RoboArm-NMP: a Learning Environment for Neural Motion Planning
Tom Jurgenson, Matan Sudry, Gal Avineri, Aviv Tamar
TL;DR
RoboArm-NMP introduces a unified learning and evaluation environment for neural motion planning in a 7-DOF robot arm, integrating PyBullet simulation, demonstrations, and multiple obstacle-encoding schemes. The study systematically compares IL and RL approaches, assessing goal-generalization, obstacle-generalization, and inference speed, and finds that combining demonstrations with hindsight improves learning while obstacle generalization remains problematic.

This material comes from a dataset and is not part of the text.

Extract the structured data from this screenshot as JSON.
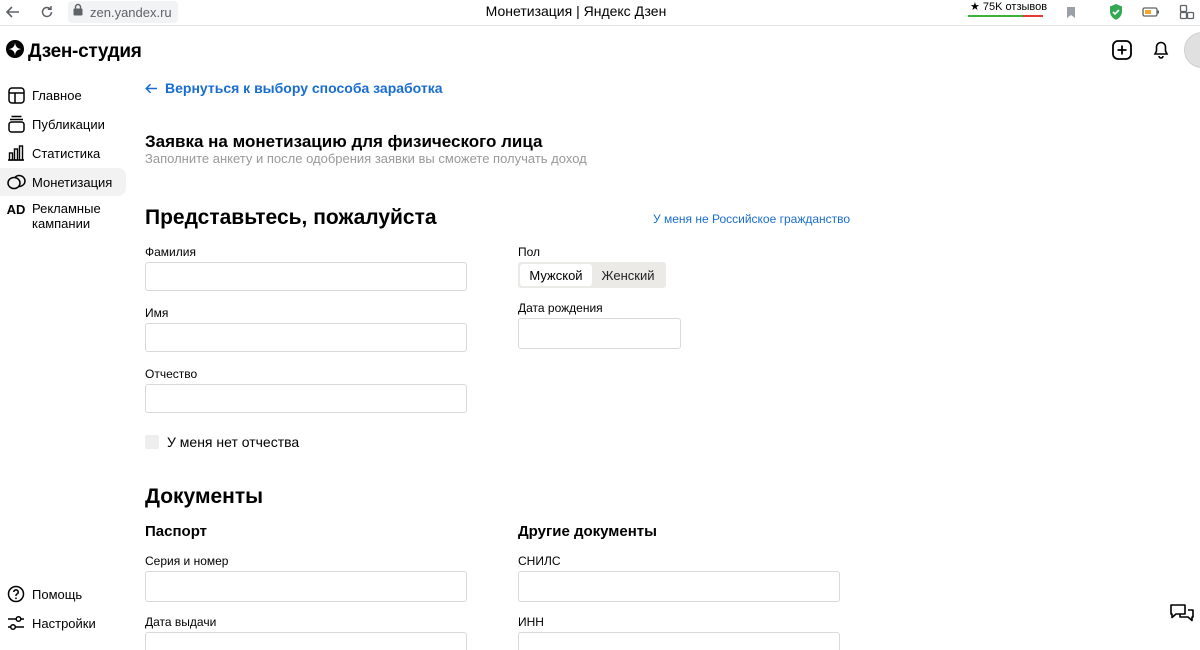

Among encoders, VQ-VAE provides the best obstacle encodings, yet even the best policies often underperform a simple go-to-goal baseline in cluttered and variable obstacle settings. The work highlights the need for more robust scene representations and generalization strategies, and positions RoboArm-NMP as a scalable platform for advancing NMP research.
Abstract
We present RoboArm-NMP, a learning and evaluation environment that allows simple and thorough evaluations of Neural Motion Planning (NMP) algorithms, focused on robotic manipulators. Our Python-based environment provides baseline implementations for learning control policies (either supervised or reinforcement learning based), a simulator based on PyBullet, data of solved instances using a classical motion planning solver, various representation learning methods for encoding the obstacles, and a clean interface between the learning and planning frameworks. Using RoboArm-NMP, we compare several prominent NMP design points, and demonstrate that the best methods mostly succeed in generalizing to unseen goals in a scene with fixed obstacles, but have difficulty in generalizing to unseen obstacle configurations, suggesting focus points for future research.